Nulle contagion ne se propage aussi rapidement que celle de l'anarchie: dans les huit jours qui suivirent le sac de Saint-Germain l'Auxerrois et de l'archevêché de Paris, à Lille, à Dijon, à Perpignan, à Arles, à Nîmes, à Angoulême, des scènes semblables éclatèrent, avec ce même mélange de haines politiques et de passions impies. C'était ici la statue du duc de Berry renversée et mise en pièces par la foule; là, le buste de Louis XVIII tiré du magasin où on l'avait enfoui, et traîné avec insulte dans les rues; ailleurs, le séminaire pillé et incendié; ailleurs encore l'évêque se croyant obligé d'accorder, à des groupes tumultueux, la révocation d'un desservant. Au sein même des grandes villes, parmi les autorités municipales chargées de réprimer le désordre, il s'en trouvait d'assez livrées aux passions démagogiques pour écrire au ministre de l'intérieur: «A peine établi, le Gouvernement qui devait tout au peuple a semblé renier son origine. La retraite de La Fayette et de Dupont de l'Eure a confirmé ce que n'apprenaient que trop la loi sur la garde nationale et le refus constant de la loi électorale. En s'appuyant sur une Chambre sans pouvoirs et objet de l'animadversion générale, le gouvernement devait faire rejaillir sur lui la haine et le mépris dont cette Chambre est entourée.»
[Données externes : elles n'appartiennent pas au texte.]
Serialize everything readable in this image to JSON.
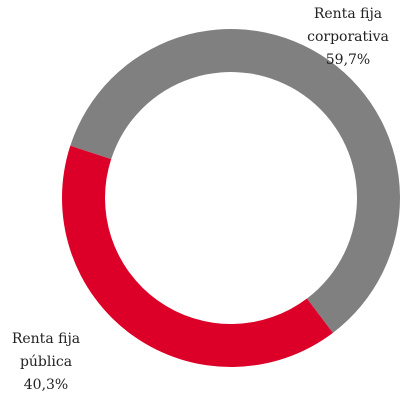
{
  "chart_data": {
    "type": "donut",
    "categories": [
      "Renta fija corporativa",
      "Renta fija pública"
    ],
    "values": [
      59.7,
      40.3
    ],
    "value_labels": [
      "59,7%",
      "40,3%"
    ],
    "colors": [
      "#808080",
      "#dc0028"
    ]
  }
}
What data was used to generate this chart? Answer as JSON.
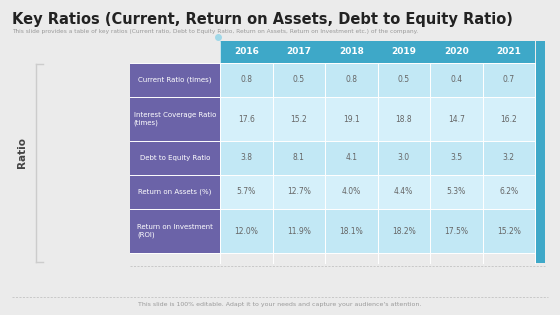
{
  "title": "Key Ratios (Current, Return on Assets, Debt to Equity Ratio)",
  "subtitle": "This slide provides a table of key ratios (Current ratio, Debt to Equity Ratio, Return on Assets, Return on Investment etc.) of the company.",
  "footer": "This slide is 100% editable. Adapt it to your needs and capture your audience's attention.",
  "y_axis_label": "Ratio",
  "years": [
    "2016",
    "2017",
    "2018",
    "2019",
    "2020",
    "2021"
  ],
  "row_labels": [
    "Current Ratio (times)",
    "Interest Coverage Ratio\n(times)",
    "Debt to Equity Ratio",
    "Return on Assets (%)",
    "Return on Investment\n(ROI)"
  ],
  "table_data": [
    [
      "0.8",
      "0.5",
      "0.8",
      "0.5",
      "0.4",
      "0.7"
    ],
    [
      "17.6",
      "15.2",
      "19.1",
      "18.8",
      "14.7",
      "16.2"
    ],
    [
      "3.8",
      "8.1",
      "4.1",
      "3.0",
      "3.5",
      "3.2"
    ],
    [
      "5.7%",
      "12.7%",
      "4.0%",
      "4.4%",
      "5.3%",
      "6.2%"
    ],
    [
      "12.0%",
      "11.9%",
      "18.1%",
      "18.2%",
      "17.5%",
      "15.2%"
    ]
  ],
  "header_bg_color": "#3EA8C8",
  "header_text_color": "#FFFFFF",
  "row_label_bg_color": "#6B63A8",
  "row_label_text_color": "#FFFFFF",
  "cell_bg_color_1": "#C2E8F5",
  "cell_bg_color_2": "#D5F0FA",
  "cell_text_color": "#666666",
  "bg_color": "#EBEBEB",
  "title_color": "#222222",
  "subtitle_color": "#999999",
  "footer_color": "#999999",
  "sidebar_color": "#3EA8C8",
  "bracket_color": "#CCCCCC",
  "dot_color": "#A0D8E8"
}
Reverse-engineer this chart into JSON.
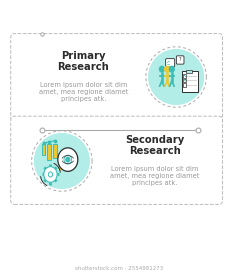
{
  "bg_color": "#ffffff",
  "circle_fill": "#b2ede8",
  "circle_edge": "#aaaaaa",
  "box_edge": "#bbbbbb",
  "line_color": "#aaaaaa",
  "dot_color": "#aaaaaa",
  "teal": "#3dbdb5",
  "yellow": "#e8c932",
  "dark": "#2d2d2d",
  "title1": "Primary\nResearch",
  "title2": "Secondary\nResearch",
  "body": "Lorem ipsum dolor sit dim\namet, mea regione diamet\nprincipes atk.",
  "title_color": "#2b2b2b",
  "body_color": "#999999",
  "title_fs": 7.2,
  "body_fs": 4.8,
  "watermark": "shutterstock.com · 2554981273",
  "wm_color": "#aaaaaa",
  "wm_fs": 4.0
}
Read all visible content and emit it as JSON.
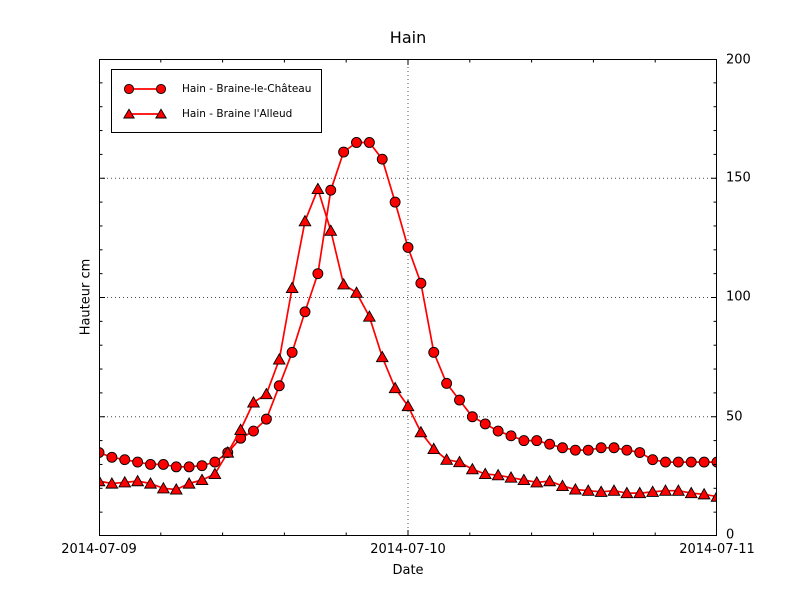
{
  "figure": {
    "background": "#ffffff"
  },
  "chart_data": {
    "type": "line",
    "title": "Hain",
    "xlabel": "Date",
    "ylabel": "Hauteur cm",
    "x_tick_labels": [
      "2014-07-09",
      "2014-07-10",
      "2014-07-11"
    ],
    "y_tick_labels": [
      "0",
      "50",
      "100",
      "150",
      "200"
    ],
    "y_major_ticks": [
      0,
      50,
      100,
      150,
      200
    ],
    "x_major_tick_hours": [
      0,
      24,
      48
    ],
    "x_minor_step_hours": 4.8,
    "y_minor_step": 10,
    "xlim_hours": [
      0,
      48
    ],
    "ylim": [
      0,
      200
    ],
    "grid": {
      "style": "dotted",
      "lines_y": [
        50,
        100,
        150
      ],
      "lines_x_hours": [
        24
      ]
    },
    "legend_position": "upper left",
    "x_unit": "hours since 2014-07-09 00:00",
    "x_hours": [
      0,
      1,
      2,
      3,
      4,
      5,
      6,
      7,
      8,
      9,
      10,
      11,
      12,
      13,
      14,
      15,
      16,
      17,
      18,
      19,
      20,
      21,
      22,
      23,
      24,
      25,
      26,
      27,
      28,
      29,
      30,
      31,
      32,
      33,
      34,
      35,
      36,
      37,
      38,
      39,
      40,
      41,
      42,
      43,
      44,
      45,
      46,
      47,
      48
    ],
    "series": [
      {
        "name": "Hain - Braine-le-Château",
        "marker": "circle",
        "color": "#ff0000",
        "edge_color": "#000000",
        "values": [
          35,
          33,
          32,
          31,
          30,
          30,
          29,
          29,
          29.5,
          31,
          35,
          41,
          44,
          49,
          63,
          77,
          94,
          110,
          145,
          161,
          165,
          165,
          158,
          140,
          121,
          106,
          77,
          64,
          57,
          50,
          47,
          44,
          42,
          40,
          40,
          38.5,
          37,
          36,
          36,
          37,
          37,
          36,
          35,
          32,
          31,
          31,
          31,
          31,
          31
        ]
      },
      {
        "name": "Hain - Braine l'Alleud",
        "marker": "triangle",
        "color": "#ff0000",
        "edge_color": "#000000",
        "values": [
          23,
          22,
          22.5,
          23,
          22,
          20,
          19.5,
          22,
          23.5,
          26,
          35,
          44.5,
          56,
          59.5,
          74,
          104,
          132,
          145.5,
          128,
          105.5,
          102,
          92,
          75,
          62,
          54.5,
          43.5,
          36.5,
          32,
          31,
          28,
          26,
          25.5,
          24.5,
          23.5,
          22.5,
          23,
          21,
          19.5,
          19,
          18.5,
          19,
          18,
          18,
          18.5,
          19,
          19,
          18,
          17.5,
          16.5
        ]
      }
    ]
  }
}
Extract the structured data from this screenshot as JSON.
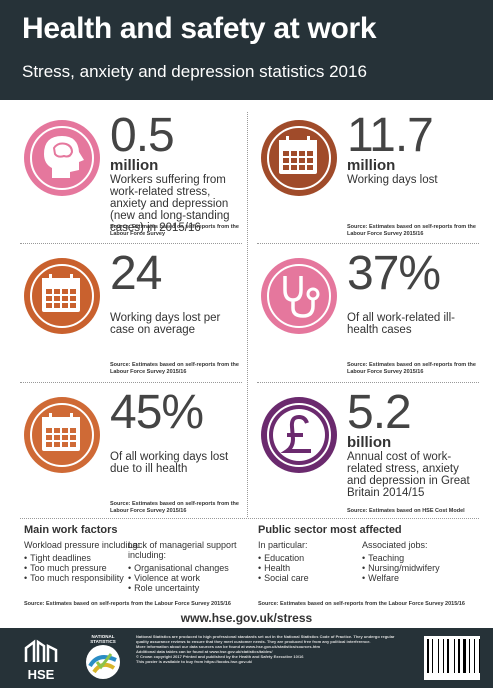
{
  "header": {
    "title": "Health and safety at work",
    "subtitle": "Stress, anxiety and depression statistics 2016"
  },
  "stats": [
    {
      "value": "0.5",
      "unit": "million",
      "description": "Workers suffering from work-related stress, anxiety and depression (new and long-standing cases) in 2015/16",
      "source": "Source: Estimates based on self-reports from the Labour Force Survey"
    },
    {
      "value": "11.7",
      "unit": "million",
      "description": "Working days lost",
      "source": "Source: Estimates based on self-reports from the Labour Force Survey 2015/16"
    },
    {
      "value": "24",
      "description": "Working days lost per case on average",
      "source": "Source: Estimates based on self-reports from the Labour Force Survey 2015/16"
    },
    {
      "value": "37%",
      "description": "Of all work-related ill-health cases",
      "source": "Source: Estimates based on self-reports from the Labour Force Survey 2015/16"
    },
    {
      "value": "45%",
      "description": "Of all working days lost due to ill health",
      "source": "Source: Estimates based on self-reports from the Labour Force Survey 2015/16"
    },
    {
      "value": "5.2",
      "unit": "billion",
      "description": "Annual cost of work-related stress, anxiety and depression in Great Britain 2014/15",
      "source": "Source: Estimates based on HSE Cost Model"
    }
  ],
  "sections": [
    {
      "title": "Main work factors",
      "columns": [
        {
          "heading": "Workload pressure including:",
          "items": [
            "Tight deadlines",
            "Too much pressure",
            "Too much responsibility"
          ]
        },
        {
          "heading": "Lack of managerial support including:",
          "items": [
            "Organisational changes",
            "Violence at work",
            "Role uncertainty"
          ]
        }
      ],
      "source": "Source: Estimates based on self-reports from the Labour Force Survey 2015/16"
    },
    {
      "title": "Public sector most affected",
      "columns": [
        {
          "heading": "In particular:",
          "items": [
            "Education",
            "Health",
            "Social care"
          ]
        },
        {
          "heading": "Associated jobs:",
          "items": [
            "Teaching",
            "Nursing/midwifery",
            "Welfare"
          ]
        }
      ],
      "source": "Source: Estimates based on self-reports from the Labour Force Survey 2015/16"
    }
  ],
  "url": "www.hse.gov.uk/stress",
  "footer": {
    "logos": [
      "HSE",
      "NATIONAL STATISTICS"
    ],
    "notes": [
      "National Statistics are produced to high professional standards set out in the National Statistics Code of Practice. They undergo regular quality assurance reviews to ensure that they meet customer needs. They are produced free from any political interference.",
      "More information about our data sources can be found at www.hse.gov.uk/statistics/sources.htm",
      "Additional data tables can be found at www.hse.gov.uk/statistics/tables/",
      "© Crown copyright 2017  Printed and published by the Health and Safety Executive  10/16",
      "This poster is available to buy from https://books.hse.gov.uk/"
    ]
  }
}
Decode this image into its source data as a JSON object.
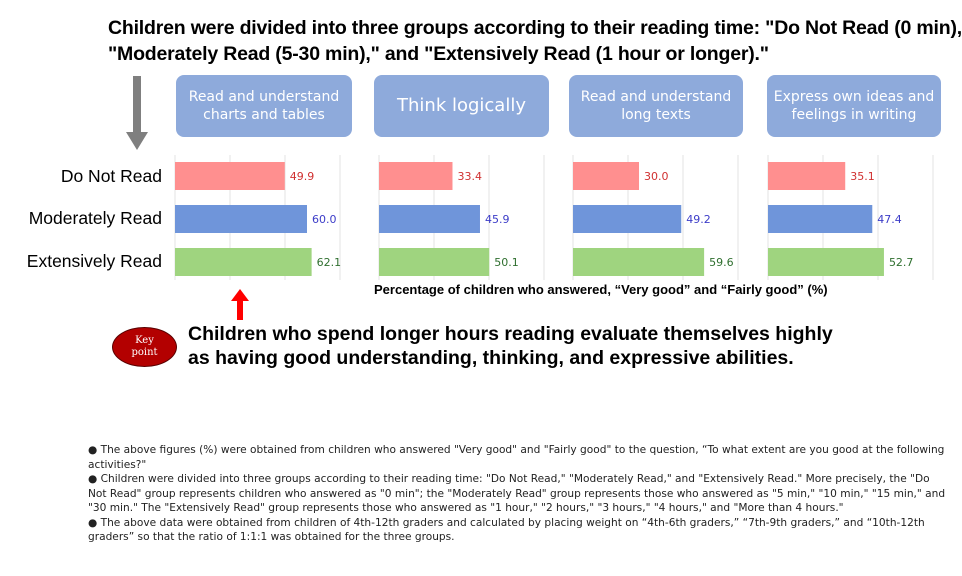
{
  "title_lines": [
    "Children were divided into three groups according to their reading time: \"Do Not Read (0 min),\"",
    "\"Moderately Read (5-30 min),\" and \"Extensively Read (1 hour or longer).\""
  ],
  "category_headers": [
    "Read and understand charts and tables",
    "Think logically",
    "Read and understand long texts",
    "Express own ideas and feelings in writing"
  ],
  "chart_data": {
    "type": "bar",
    "orientation": "horizontal",
    "groups": [
      "Do Not Read",
      "Moderately Read",
      "Extensively Read"
    ],
    "group_colors": [
      "#ff8f8f",
      "#6f95da",
      "#9fd47f"
    ],
    "value_label_colors": [
      "#d03030",
      "#3c3cc8",
      "#2f6f2f"
    ],
    "xlim": [
      0,
      100
    ],
    "xlabel": "Percentage of children who answered, “Very good” and “Fairly good” (%)",
    "panels": [
      {
        "category": "Read and understand charts and tables",
        "values": [
          49.9,
          60.0,
          62.1
        ],
        "labels": [
          "49.9",
          "60.0",
          "62.1"
        ]
      },
      {
        "category": "Think logically",
        "values": [
          33.4,
          45.9,
          50.1
        ],
        "labels": [
          "33.4",
          "45.9",
          "50.1"
        ]
      },
      {
        "category": "Read and understand long texts",
        "values": [
          30.0,
          49.2,
          59.6
        ],
        "labels": [
          "30.0",
          "49.2",
          "59.6"
        ]
      },
      {
        "category": "Express own ideas and feelings in writing",
        "values": [
          35.1,
          47.4,
          52.7
        ],
        "labels": [
          "35.1",
          "47.4",
          "52.7"
        ]
      }
    ]
  },
  "key_point_badge": [
    "Key",
    "point"
  ],
  "key_message_lines": [
    "Children who spend longer hours reading evaluate themselves highly",
    "as having good understanding, thinking, and expressive abilities."
  ],
  "notes": [
    "● The above figures (%) were obtained from children who answered \"Very good\" and \"Fairly good\" to the question, “To what extent are you good at the following activities?\"",
    "● Children were divided into three groups according to their reading time: \"Do Not Read,\" \"Moderately Read,\" and \"Extensively Read.\" More precisely, the \"Do Not Read\" group represents children who answered as \"0 min\"; the \"Moderately Read\" group represents those who answered as \"5 min,\" \"10 min,\" \"15 min,\" and \"30 min.\" The \"Extensively Read\" group represents those who answered as \"1 hour,\" \"2 hours,\" \"3 hours,\" \"4 hours,\" and \"More than 4 hours.\"",
    "● The above data were obtained from children of 4th-12th graders and calculated by placing weight on “4th-6th graders,” “7th-9th graders,” and “10th-12th graders” so that the ratio of 1:1:1 was obtained for the three groups."
  ]
}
Au milieu de ces emportements anarchiques, et malgré les efforts du Roi et de ses plus affidés conseillers pour en arrêter le cours, le gouvernement en ressentait lui-même la contagion; sa propre attitude, son propre langage portaient quelque empreinte des mauvaises traditions et des dangereuses tendances qu'il combattait, et la physionomie du pouvoir était quelquefois révolutionnaire quand, au fond, il était aux prises avec les fauteurs de révolutions. Deux jours après le sac de Saint-Germain-l'Auxerrois, un acte officiel mit ce mal en évidence: dans un de ses accès de déférence envers les passions démagogiques, M. Laffitte vint demander au Roi de changer les armes de France et d'en bannir les fleurs de lis, ces armes de sa maison. Le Roi céda, ne se jugeant pas en état de résister. Dans ces commencements de son règne et sous l'empire des souvenirs de sa jeunesse, c'était la disposition du Roi Louis-Philippe de croire l'esprit révolutionnaire plus fort qu'il ne l'était réellement, et de se croire à lui-même, pour une telle lutte, moins de force qu'il n'en possédait. Il avait de plus, dans les crises imprévues, des impressions très-vives qui pouvaient lui faire prendre des résolutions soudaines, fort au delà de la nécessité. Plus tard, je me suis permis plus d'une fois de lui dire: «Que le Roi ne se fie jamais à sa première impression; soit en espérance, soit en alarme, elle est presque toujours excessive; pour voir les choses exactement comme elles sont et ne leur accorder que ce qui leur est dû, l'esprit du Roi a besoin d'y regarder deux fois.» Je crois que, dans cette triste circonstance, il se trompa, et qu'à cette tyrannique prétention de l'esprit révolutionnaire il eût pu dire non, avec quelque péril sans doute, mais sans péril suprême. Ce fut, au moment même, le sentiment de beaucoup d'hommes de bien et de sens, amis sincères du Roi, et le 19 février, à la tribune de la Chambre des députés, M. de Kératry se fit honneur en l'exprimant hautement.